Pada saat pengumuman tanggal 22 Juli 2014 oleh KPU, Jokowi-JK juga menemui massa pemilihnya dan memberikan ucapan terima kasih.
"Closing sales" juga menjadi momok yang menakutkan bagi banyak tenaga penjual. Ketakutan tidak mendapatkan penjualan atau bahkan keyakinan yang berlebihan bisa mengakhiri penjualan dengan hasil yang luar biasa sering kali malah merontokkan proses "Sales Talk" yang sudah dibangun dari awal. Kreativitas di akhir "Sales Talk" hingga keputusan calon pembeli sering tidak dibangun dengan baik. Terkadang tenaga penjual menunggu calon pembeli atau justru malah terkesan mengejar calon pembelinya sehingga menjadi "risih" dikejar-kejar oleh "salesman" ...! Sebuah perhatian dan pemberian apresiasi sebelum calon pembeli memutuskan membeli tidak menjadi prioritas dan terlewatkan.
Seorang Direktur Penjualan bahkan hingga CEO sebuah perusahaan juga kadang berhitung tentang biaya "Closing Sales". Mereka bahkan tidak mau mengeluarkan sepeser pun biaya bila calon pembeli belum memberi keputusan membeli.

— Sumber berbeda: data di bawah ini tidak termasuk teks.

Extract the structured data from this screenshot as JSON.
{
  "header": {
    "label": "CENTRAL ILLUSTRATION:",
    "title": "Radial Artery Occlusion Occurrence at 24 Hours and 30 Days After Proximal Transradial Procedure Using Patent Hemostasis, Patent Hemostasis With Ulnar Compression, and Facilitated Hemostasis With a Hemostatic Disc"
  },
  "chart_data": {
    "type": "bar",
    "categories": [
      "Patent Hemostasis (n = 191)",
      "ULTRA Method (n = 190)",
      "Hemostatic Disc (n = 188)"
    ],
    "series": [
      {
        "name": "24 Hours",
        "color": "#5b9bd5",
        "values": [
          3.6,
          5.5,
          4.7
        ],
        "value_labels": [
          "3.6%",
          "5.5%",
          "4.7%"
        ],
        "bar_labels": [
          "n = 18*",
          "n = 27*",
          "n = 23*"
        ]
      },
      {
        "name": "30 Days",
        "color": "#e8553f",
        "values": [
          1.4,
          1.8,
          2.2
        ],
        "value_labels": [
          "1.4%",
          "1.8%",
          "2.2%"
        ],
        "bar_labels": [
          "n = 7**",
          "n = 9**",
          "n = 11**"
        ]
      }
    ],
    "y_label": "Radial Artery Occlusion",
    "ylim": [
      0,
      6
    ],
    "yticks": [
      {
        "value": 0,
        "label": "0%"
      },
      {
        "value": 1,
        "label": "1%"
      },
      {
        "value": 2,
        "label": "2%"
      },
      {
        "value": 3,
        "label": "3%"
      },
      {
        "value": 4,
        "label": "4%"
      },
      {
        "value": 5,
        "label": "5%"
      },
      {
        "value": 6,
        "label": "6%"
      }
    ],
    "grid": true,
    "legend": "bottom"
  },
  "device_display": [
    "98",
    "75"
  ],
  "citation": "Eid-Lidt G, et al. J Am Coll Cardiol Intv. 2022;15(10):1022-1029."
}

Tetapi "Gaya Jokowi" sekali lagi berbeda dengan Direktur Penjualan dan CEO manapun, apresiasi justru diberikan di depan sebelum keputusan "Calon Pembeli" ditetapkan.
Jokowi menggunakan teori penjualan "ABC" atau "ACTION, BENEFIT, CLOSING " yang berbeda dibandingkan gaya menjual pada umumnya.